Chinese smartphone maker Vivo, today, announced aid worth Rs. 10 crores to support COVID-19 relief efforts in India. This includes a donation of Rs. 2 crore, which Vivo had announced to deal with the shortage of oxygen concentrators and cylinders in the country due to the growing number of cases in the second wave of the disease. Vivo said it will donate an additional Rs. 6 crore “that will be distributed to various government hospitals” to support COVID relief measures.
“We are facing one of the worst crises in the history of humanity, and it is important for all of us to support each other in these unprecedented times. vivo is committed to its people, and these initiatives are just a small step to extend our support to the communities. We all are in this together and will get through by helping each other,” said Nipun Marya, Director, Brand Strategy at Vivo India.
The company is also partnering with religious group The International Society for Krishna Consciousness (ISKCON) to distribute 100,000 cooked meals for free. These will be delivered to the doorsteps of COVID patients in the National Capital Region’s Gurugram area. Another tie up is with mid-day meal provider The Akshaya Patra Foundation, with whom Vivo will provide a “Happiness Kit” for over 500 students in government schools in Delhi. This is a six-month long project. Lastly, Vivo said it will be donating two ambulances that are fitted with cardio-ventilator machines, though the company didn’t say which hospital these will be donated to.
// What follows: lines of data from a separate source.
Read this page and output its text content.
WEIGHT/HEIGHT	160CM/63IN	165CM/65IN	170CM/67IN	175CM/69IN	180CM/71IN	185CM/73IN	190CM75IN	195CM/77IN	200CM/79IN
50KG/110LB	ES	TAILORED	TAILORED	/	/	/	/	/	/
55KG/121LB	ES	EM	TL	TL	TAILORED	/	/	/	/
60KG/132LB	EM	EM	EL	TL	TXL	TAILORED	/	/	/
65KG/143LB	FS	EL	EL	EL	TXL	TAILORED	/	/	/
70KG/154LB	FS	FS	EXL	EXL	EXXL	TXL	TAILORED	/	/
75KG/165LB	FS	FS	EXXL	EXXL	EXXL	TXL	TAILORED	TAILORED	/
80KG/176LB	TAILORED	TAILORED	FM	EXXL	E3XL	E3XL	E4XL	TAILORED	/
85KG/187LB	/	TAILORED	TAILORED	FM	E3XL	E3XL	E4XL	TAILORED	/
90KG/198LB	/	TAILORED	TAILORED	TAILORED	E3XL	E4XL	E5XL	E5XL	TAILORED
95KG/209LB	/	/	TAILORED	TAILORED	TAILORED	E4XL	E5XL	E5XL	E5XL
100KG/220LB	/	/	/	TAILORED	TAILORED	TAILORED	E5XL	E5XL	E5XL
Vivo isn’t the only company looking to help during the pandemic. Fellow Chinese compatriot, Xiaomi, had said it would be diverting promotional funds to COVID relief efforts in the country, instead of using them for social media contests, freebies and more. “In light of the current situation, we are cutting down on our budget allocated for giveaways and social media promotions. The money we save will be contributed towards the covid relief,” the company said in a statement.
Realme had distributed 100,000 masks and donated to the Hemkunt Foundation, to aid the acquisition of 3000 litres of oxygen, which would be equivalent to about 10 small oxygen cylinders.